Emily, like 180,000 or so other New Zealanders, is on a hospital waiting list.
The problem is this “queue” of people waiting for surgery is no longer called a “waiting list”. It was changed when lengthening hospital waiting lists became politically embarrassing in the late nineties.
Growing waiting lists are a symptom of a sick health system: a “Schindler’s list” of 180,000 sick and dying people is hardly the sort of image wanted by a government trying to claim it is running a modern and effective health system!
Waiting lists have now been replaced with a “tiered” booking and management system. Patients needing non-urgent surgery are referred to a specialist by their GP. They then join the hundreds of thousands of patients waiting for a specialist assessment. Once seen by the specialist, they will receive a ‘points’ score, which will either qualify them for the hospital booking system, or they will remain under assessment by the specialist or their GP until their condition deteriorates to a stage that justifies surgery.
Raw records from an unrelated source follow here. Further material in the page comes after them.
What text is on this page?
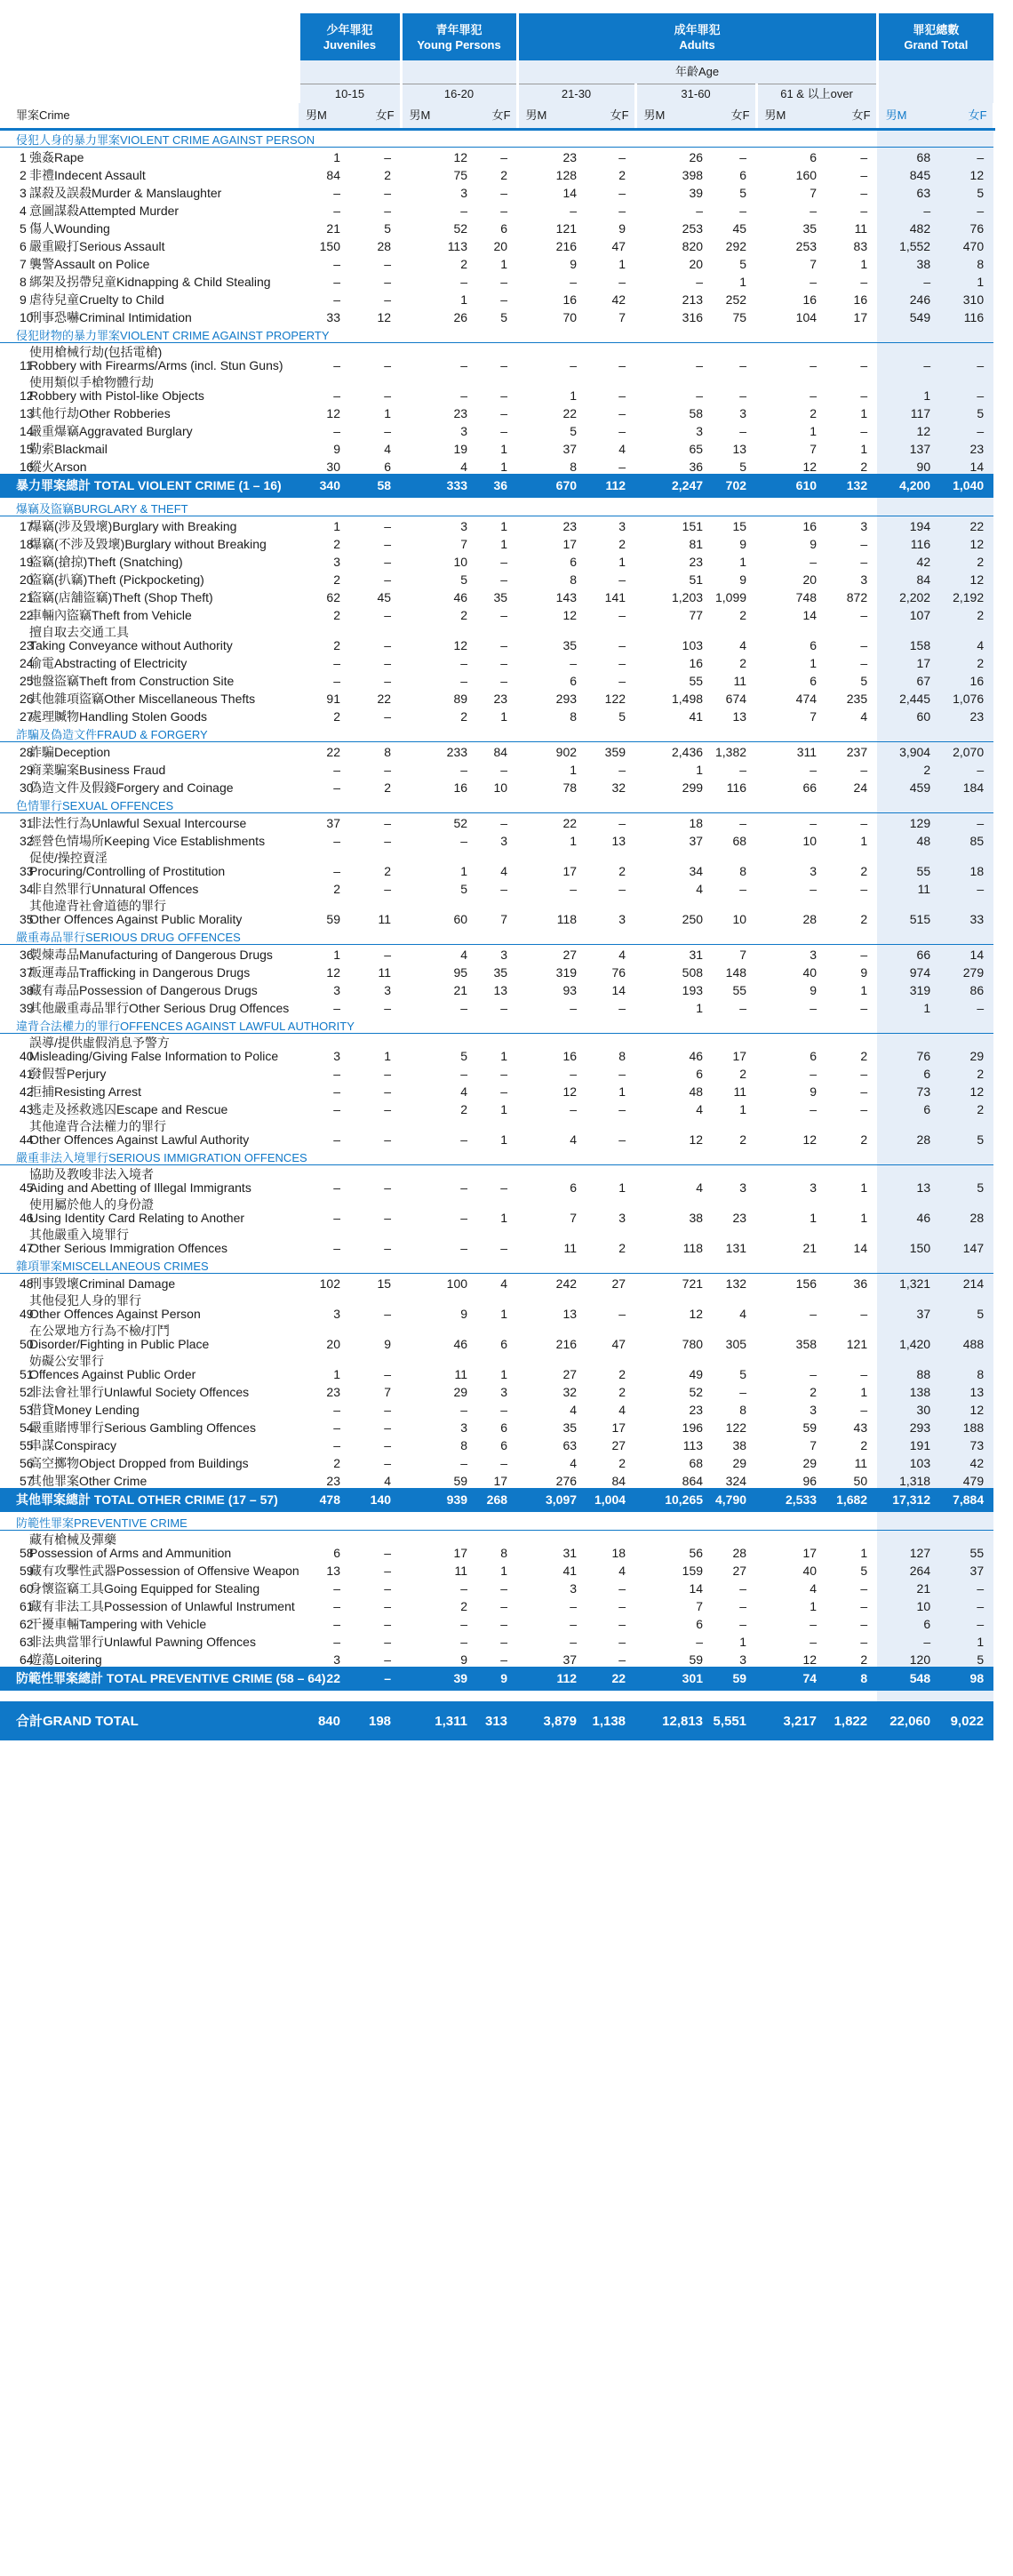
		少年罪犯
Juveniles		青年罪犯
Young Persons		成年罪犯
Adults						罪犯總數
Grand Total	

						年齡Age							
		10-15		16-20		21-30		31-60		61 & 以上over			
罪案Crime		男M	女F	男M	女F	男M	女F	男M	女F	男M	女F	男M	女F
侵犯人身的暴力罪案VIOLENT CRIME AGAINST PERSON													
1	強姦Rape	1	–	12	–	23	–	26	–	6	–	68	–
2	非禮Indecent Assault	84	2	75	2	128	2	398	6	160	–	845	12
3	謀殺及誤殺Murder & Manslaughter	–	–	3	–	14	–	39	5	7	–	63	5
4	意圖謀殺Attempted Murder	–	–	–	–	–	–	–	–	–	–	–	–
5	傷人Wounding	21	5	52	6	121	9	253	45	35	11	482	76
6	嚴重毆打Serious Assault	150	28	113	20	216	47	820	292	253	83	1,552	470
7	襲警Assault on Police	–	–	2	1	9	1	20	5	7	1	38	8
8	綁架及拐帶兒童Kidnapping & Child Stealing	–	–	–	–	–	–	–	1	–	–	–	1
9	虐待兒童Cruelty to Child	–	–	1	–	16	42	213	252	16	16	246	310
10	刑事恐嚇Criminal Intimidation	33	12	26	5	70	7	316	75	104	17	549	116
侵犯財物的暴力罪案VIOLENT CRIME AGAINST PROPERTY													
11	使用槍械行劫(包括電槍)
Robbery with Firearms/Arms (incl. Stun Guns)	–	–	–	–	–	–	–	–	–	–	–	–
12	使用類似手槍物體行劫
Robbery with Pistol-like Objects	–	–	–	–	1	–	–	–	–	–	1	–
13	其他行劫Other Robberies	12	1	23	–	22	–	58	3	2	1	117	5
14	嚴重爆竊Aggravated Burglary	–	–	3	–	5	–	3	–	1	–	12	–
15	勒索Blackmail	9	4	19	1	37	4	65	13	7	1	137	23
16	縱火Arson	30	6	4	1	8	–	36	5	12	2	90	14
暴力罪案總計 TOTAL VIOLENT CRIME (1 – 16)		340	58	333	36	670	112	2,247	702	610	132	4,200	1,040
爆竊及盜竊BURGLARY & THEFT													
17	爆竊(涉及毀壞)Burglary with Breaking	1	–	3	1	23	3	151	15	16	3	194	22
18	爆竊(不涉及毀壞)Burglary without Breaking	2	–	7	1	17	2	81	9	9	–	116	12
19	盜竊(搶掠)Theft (Snatching)	3	–	10	–	6	1	23	1	–	–	42	2
20	盜竊(扒竊)Theft (Pickpocketing)	2	–	5	–	8	–	51	9	20	3	84	12
21	盜竊(店舖盜竊)Theft (Shop Theft)	62	45	46	35	143	141	1,203	1,099	748	872	2,202	2,192
22	車輛內盜竊Theft from Vehicle	2	–	2	–	12	–	77	2	14	–	107	2
23	擅自取去交通工具
Taking Conveyance without Authority	2	–	12	–	35	–	103	4	6	–	158	4
24	偷電Abstracting of Electricity	–	–	–	–	–	–	16	2	1	–	17	2
25	地盤盜竊Theft from Construction Site	–	–	–	–	6	–	55	11	6	5	67	16
26	其他雜項盜竊Other Miscellaneous Thefts	91	22	89	23	293	122	1,498	674	474	235	2,445	1,076
27	處理贓物Handling Stolen Goods	2	–	2	1	8	5	41	13	7	4	60	23
詐騙及偽造文件FRAUD & FORGERY													
28	詐騙Deception	22	8	233	84	902	359	2,436	1,382	311	237	3,904	2,070
29	商業騙案Business Fraud	–	–	–	–	1	–	1	–	–	–	2	–
30	偽造文件及假錢Forgery and Coinage	–	2	16	10	78	32	299	116	66	24	459	184
色情罪行SEXUAL OFFENCES													
31	非法性行為Unlawful Sexual Intercourse	37	–	52	–	22	–	18	–	–	–	129	–
32	經營色情場所Keeping Vice Establishments	–	–	–	3	1	13	37	68	10	1	48	85
33	促使/操控賣淫
Procuring/Controlling of Prostitution	–	2	1	4	17	2	34	8	3	2	55	18
34	非自然罪行Unnatural Offences	2	–	5	–	–	–	4	–	–	–	11	–
35	其他違背社會道德的罪行
Other Offences Against Public Morality	59	11	60	7	118	3	250	10	28	2	515	33
嚴重毒品罪行SERIOUS DRUG OFFENCES													
36	製煉毒品Manufacturing of Dangerous Drugs	1	–	4	3	27	4	31	7	3	–	66	14
37	販運毒品Trafficking in Dangerous Drugs	12	11	95	35	319	76	508	148	40	9	974	279
38	藏有毒品Possession of Dangerous Drugs	3	3	21	13	93	14	193	55	9	1	319	86
39	其他嚴重毒品罪行Other Serious Drug Offences	–	–	–	–	–	–	1	–	–	–	1	–
違背合法權力的罪行OFFENCES AGAINST LAWFUL AUTHORITY													
40	誤導/提供虛假消息予警方
Misleading/Giving False Information to Police	3	1	5	1	16	8	46	17	6	2	76	29
41	發假誓Perjury	–	–	–	–	–	–	6	2	–	–	6	2
42	拒捕Resisting Arrest	–	–	4	–	12	1	48	11	9	–	73	12
43	逃走及拯救逃囚Escape and Rescue	–	–	2	1	–	–	4	1	–	–	6	2
44	其他違背合法權力的罪行
Other Offences Against Lawful Authority	–	–	–	1	4	–	12	2	12	2	28	5
嚴重非法入境罪行SERIOUS IMMIGRATION OFFENCES													
45	協助及教唆非法入境者
Aiding and Abetting of Illegal Immigrants	–	–	–	–	6	1	4	3	3	1	13	5
46	使用屬於他人的身份證
Using Identity Card Relating to Another	–	–	–	1	7	3	38	23	1	1	46	28
47	其他嚴重入境罪行
Other Serious Immigration Offences	–	–	–	–	11	2	118	131	21	14	150	147
雜項罪案MISCELLANEOUS CRIMES													
48	刑事毀壞Criminal Damage	102	15	100	4	242	27	721	132	156	36	1,321	214
49	其他侵犯人身的罪行
Other Offences Against Person	3	–	9	1	13	–	12	4	–	–	37	5
50	在公眾地方行為不檢/打鬥
Disorder/Fighting in Public Place	20	9	46	6	216	47	780	305	358	121	1,420	488
51	妨礙公安罪行
Offences Against Public Order	1	–	11	1	27	2	49	5	–	–	88	8
52	非法會社罪行Unlawful Society Offences	23	7	29	3	32	2	52	–	2	1	138	13
53	借貸Money Lending	–	–	–	–	4	4	23	8	3	–	30	12
54	嚴重賭博罪行Serious Gambling Offences	–	–	3	6	35	17	196	122	59	43	293	188
55	串謀Conspiracy	–	–	8	6	63	27	113	38	7	2	191	73
56	高空擲物Object Dropped from Buildings	2	–	–	–	4	2	68	29	29	11	103	42
57	其他罪案Other Crime	23	4	59	17	276	84	864	324	96	50	1,318	479
其他罪案總計 TOTAL OTHER CRIME (17 – 57)		478	140	939	268	3,097	1,004	10,265	4,790	2,533	1,682	17,312	7,884
防範性罪案PREVENTIVE CRIME													
58	藏有槍械及彈藥
Possession of Arms and Ammunition	6	–	17	8	31	18	56	28	17	1	127	55
59	藏有攻擊性武器Possession of Offensive Weapon	13	–	11	1	41	4	159	27	40	5	264	37
60	身懷盜竊工具Going Equipped for Stealing	–	–	–	–	3	–	14	–	4	–	21	–
61	藏有非法工具Possession of Unlawful Instrument	–	–	2	–	–	–	7	–	1	–	10	–
62	干擾車輛Tampering with Vehicle	–	–	–	–	–	–	6	–	–	–	6	–
63	非法典當罪行Unlawful Pawning Offences	–	–	–	–	–	–	–	1	–	–	–	1
64	遊蕩Loitering	3	–	9	–	37	–	59	3	12	2	120	5
防範性罪案總計 TOTAL PREVENTIVE CRIME (58 – 64)		22	–	39	9	112	22	301	59	74	8	548	98

合計GRAND TOTAL		840	198	1,311	313	3,879	1,138	12,813	5,551	3,217	1,822	22,060	9,022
In other words, the single old-fashioned waiting list has now been replaced by a modern version – several separate waiting lists operating at different levels of prioritization. At the highest level are those patients who are booked in for surgery with a date for their operation. Next are those who are booked in but are still waiting for a date. Then, there are those waiting to get onto the booking list, those waiting to be assessed, and those waiting for their conditions to deteriorate. But no matter what they want to call it, there are still 180,000 people waiting for surgery.